Regionally, Ames said that only Asia Pacific, the Middle East and North America will likely see net capacity increases (Figure 2). Plants most vulnerable to closure are primarily found in Europe and to a lesser degree in North America, Ames said. Many of the Group I plants in Asia that should otherwise be vulnerable are owned by national oil companies, for which providing jobs generally outweighs bottom-line economics.

In the United States, Ames found that vulnerability to closure is due less to scale and costs than to the focus on fuels of those refiners who do not have finished lubes businesses – giving Valero, Sunoco, and Marathon as examples. [Their] output is entirely destined for the domestic merchant markets and to lower netback export markets, Ames said. These base oil plants must compete for maintenance [capital] and feed-stock with the mainstay fuels operations. Look for some of these to close by the end of the decade.

Ames went on to project changes in nameplate capacity in North America, Western Europe and the Asia Pacific region through 2012.

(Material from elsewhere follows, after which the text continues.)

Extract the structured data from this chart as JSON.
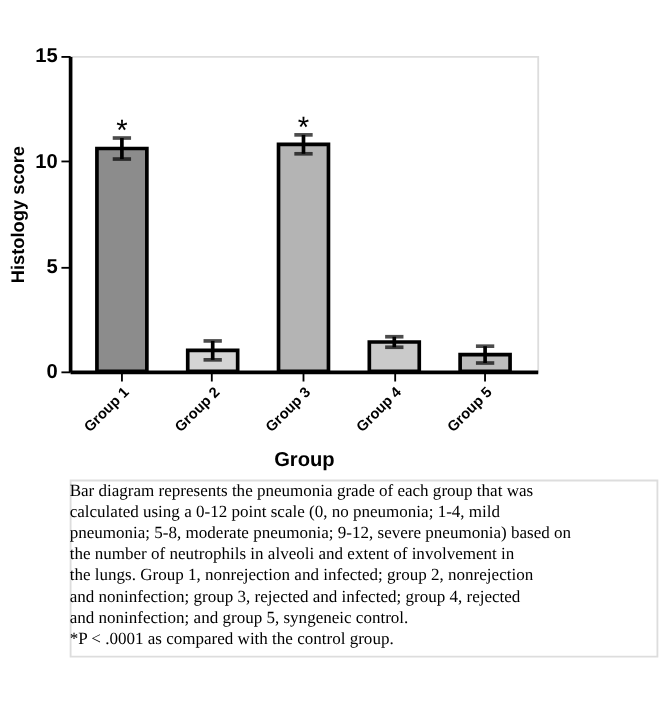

North America, he said, will essentially become a high-saturate (Group II and III) and naphthenic base oil production area.

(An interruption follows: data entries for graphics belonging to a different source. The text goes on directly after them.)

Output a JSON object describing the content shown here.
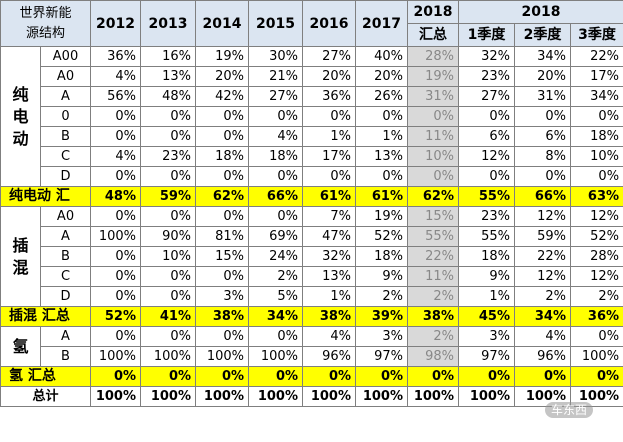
{
  "header": {
    "corner": [
      "世界新能",
      "源结构"
    ],
    "years": [
      "2012",
      "2013",
      "2014",
      "2015",
      "2016",
      "2017"
    ],
    "summary_year": "2018",
    "summary_label": "汇总",
    "quarter_year": "2018",
    "quarters": [
      "1季度",
      "2季度",
      "3季度"
    ]
  },
  "groups": [
    {
      "name_chars": [
        "纯",
        "电",
        "动"
      ],
      "rows": [
        {
          "label": "A00",
          "values": [
            "36%",
            "16%",
            "19%",
            "30%",
            "27%",
            "40%",
            "28%",
            "32%",
            "34%",
            "22%"
          ]
        },
        {
          "label": "A0",
          "values": [
            "4%",
            "13%",
            "20%",
            "21%",
            "20%",
            "20%",
            "19%",
            "23%",
            "20%",
            "17%"
          ]
        },
        {
          "label": "A",
          "values": [
            "56%",
            "48%",
            "42%",
            "27%",
            "36%",
            "26%",
            "31%",
            "27%",
            "31%",
            "34%"
          ]
        },
        {
          "label": "0",
          "values": [
            "0%",
            "0%",
            "0%",
            "0%",
            "0%",
            "0%",
            "0%",
            "0%",
            "0%",
            "0%"
          ]
        },
        {
          "label": "B",
          "values": [
            "0%",
            "0%",
            "0%",
            "4%",
            "1%",
            "1%",
            "11%",
            "6%",
            "6%",
            "18%"
          ]
        },
        {
          "label": "C",
          "values": [
            "4%",
            "23%",
            "18%",
            "18%",
            "17%",
            "13%",
            "10%",
            "12%",
            "8%",
            "10%"
          ]
        },
        {
          "label": "D",
          "values": [
            "0%",
            "0%",
            "0%",
            "0%",
            "0%",
            "0%",
            "0%",
            "0%",
            "0%",
            "0%"
          ]
        }
      ],
      "summary": {
        "label": "纯电动 汇",
        "values": [
          "48%",
          "59%",
          "62%",
          "66%",
          "61%",
          "61%",
          "62%",
          "55%",
          "66%",
          "63%"
        ]
      }
    },
    {
      "name_chars": [
        "插",
        "混"
      ],
      "rows": [
        {
          "label": "A0",
          "values": [
            "0%",
            "0%",
            "0%",
            "0%",
            "7%",
            "19%",
            "15%",
            "23%",
            "12%",
            "12%"
          ]
        },
        {
          "label": "A",
          "values": [
            "100%",
            "90%",
            "81%",
            "69%",
            "47%",
            "52%",
            "55%",
            "55%",
            "59%",
            "52%"
          ]
        },
        {
          "label": "B",
          "values": [
            "0%",
            "10%",
            "15%",
            "24%",
            "32%",
            "18%",
            "22%",
            "18%",
            "22%",
            "28%"
          ]
        },
        {
          "label": "C",
          "values": [
            "0%",
            "0%",
            "0%",
            "2%",
            "13%",
            "9%",
            "11%",
            "9%",
            "12%",
            "12%"
          ]
        },
        {
          "label": "D",
          "values": [
            "0%",
            "0%",
            "3%",
            "5%",
            "1%",
            "2%",
            "2%",
            "1%",
            "2%",
            "2%"
          ]
        }
      ],
      "summary": {
        "label": "插混 汇总",
        "values": [
          "52%",
          "41%",
          "38%",
          "34%",
          "38%",
          "39%",
          "38%",
          "45%",
          "34%",
          "36%"
        ]
      }
    },
    {
      "name_chars": [
        "氢"
      ],
      "rows": [
        {
          "label": "A",
          "values": [
            "0%",
            "0%",
            "0%",
            "0%",
            "4%",
            "3%",
            "2%",
            "3%",
            "4%",
            "0%"
          ]
        },
        {
          "label": "B",
          "values": [
            "100%",
            "100%",
            "100%",
            "100%",
            "96%",
            "97%",
            "98%",
            "97%",
            "96%",
            "100%"
          ]
        }
      ],
      "summary": {
        "label": "氢 汇总",
        "values": [
          "0%",
          "0%",
          "0%",
          "0%",
          "0%",
          "0%",
          "0%",
          "0%",
          "0%",
          "0%"
        ]
      }
    }
  ],
  "total": {
    "label": "总计",
    "values": [
      "100%",
      "100%",
      "100%",
      "100%",
      "100%",
      "100%",
      "100%",
      "100%",
      "100%",
      "100%"
    ]
  },
  "watermark": "车东西",
  "colors": {
    "summary_highlight": "#ffff00",
    "column_2018_shade": "#d9d9d9",
    "header_fill": "#dbe5f1"
  }
}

Western Europe will see the greatest changes; here, 10 of 18 refineries are very small scale and operate at a cost disadvantage. Moreover, the base oils from many European plants do not meet their owners quality needs, so are disposed of in the lower netback merchant markets, said Ames. Expect Europe to remain a significant and growing importer of Group II and III base oils through 2012, he said, even with Total suggesting it will bring a 180,000 t/y Group III plant online by 2012. And Europe will become a declining force in the Group I export market, with implications for supply to Africa, the Middle East and Indian subcontinent.

Asia Pacific will be home to most new capacity. High-saturate base oil production there will increase to 9.3 million t/y by 2012 and will make up more than half of the regions base oil pool. Group I closures in the region may come in Japan and at three of Sinopecs small plants. Also, Caltexs refinery in Australia may not have a longer-term role, now that GS-Caltexs plant is on stream in South Korea.

LAST WORDS

Group III supplies will be tight through the first half of this year, Ames concluded, relieved when supplies from GS-Caltex, SK-Pertamina, Petronas and others reach the market. Bright stock and heavy neutrals may become problematic by the end of the decade, prompting reformulations for noncritical uses.

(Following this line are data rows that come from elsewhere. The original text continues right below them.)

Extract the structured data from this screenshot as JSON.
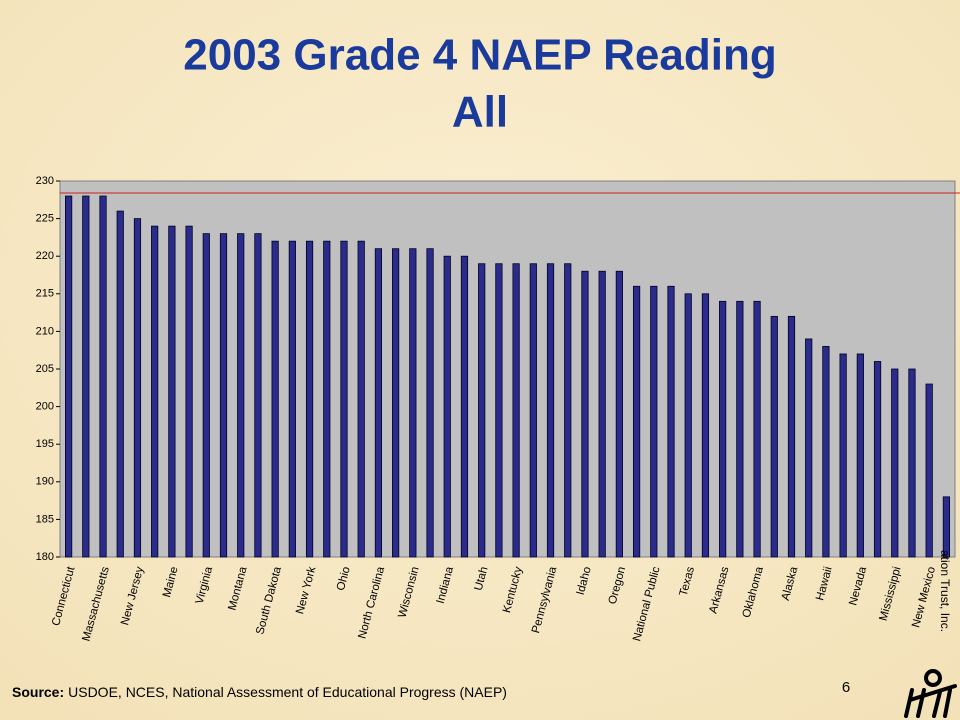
{
  "chart_data": {
    "type": "bar",
    "title": "2003 Grade 4 NAEP Reading",
    "subtitle": "All",
    "categories": [
      "Connecticut",
      null,
      "Massachusetts",
      null,
      "New Jersey",
      null,
      "Maine",
      null,
      "Virginia",
      null,
      "Montana",
      null,
      "South Dakota",
      null,
      "New York",
      null,
      "Ohio",
      null,
      "North Carolina",
      null,
      "Wisconsin",
      null,
      "Indiana",
      null,
      "Utah",
      null,
      "Kentucky",
      null,
      "Pennsylvania",
      null,
      "Idaho",
      null,
      "Oregon",
      null,
      "National Public",
      null,
      "Texas",
      null,
      "Arkansas",
      null,
      "Oklahoma",
      null,
      "Alaska",
      null,
      "Hawaii",
      null,
      "Nevada",
      null,
      "Mississippi",
      null,
      "New Mexico",
      null
    ],
    "values": [
      228,
      228,
      228,
      226,
      225,
      224,
      224,
      224,
      223,
      223,
      223,
      223,
      222,
      222,
      222,
      222,
      222,
      222,
      221,
      221,
      221,
      221,
      220,
      220,
      219,
      219,
      219,
      219,
      219,
      219,
      218,
      218,
      218,
      216,
      216,
      216,
      215,
      215,
      214,
      214,
      214,
      212,
      212,
      209,
      208,
      207,
      207,
      206,
      205,
      205,
      203,
      188
    ],
    "color": "#2b2b8c",
    "reference_line": 228.4,
    "reference_color": "#cc2020",
    "ylim": [
      180,
      230
    ],
    "yticks": [
      180,
      185,
      190,
      195,
      200,
      205,
      210,
      215,
      220,
      225,
      230
    ],
    "grid": false,
    "source_label": "Source:",
    "source": "USDOE, NCES, National Assessment of Educational Progress (NAEP)",
    "side_note": "ation Trust, Inc.",
    "page_number": "6"
  }
}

Growth in high-saturate base oil capacity will be rapid, and by the end of 2012 will comprise over half of the paraffinic base oil pool, he said. This may suppress quality price premiums until such time as higher performance levels are demanded by OEMs, and/or marketers create new products that make use of the surfeit of quality.

The paraffinic base oil pool should become decidedly lighter in viscosity, sweeter in sulfur content and higher in viscosity index. Few if any new Group III or GTL plants will produce a viscosity grade heavier than 8 cSt, and virtually all of the new paraffinic capacity will be zero sulfur, aiding in the formulation of newest generations of engine oils.

Finally, said Ames, the certainty of any forecast is that it will be wrong in terms of its absolute numbers and timing. Nevertheless, the trends are valid and over a quite wide range of lubricants demand.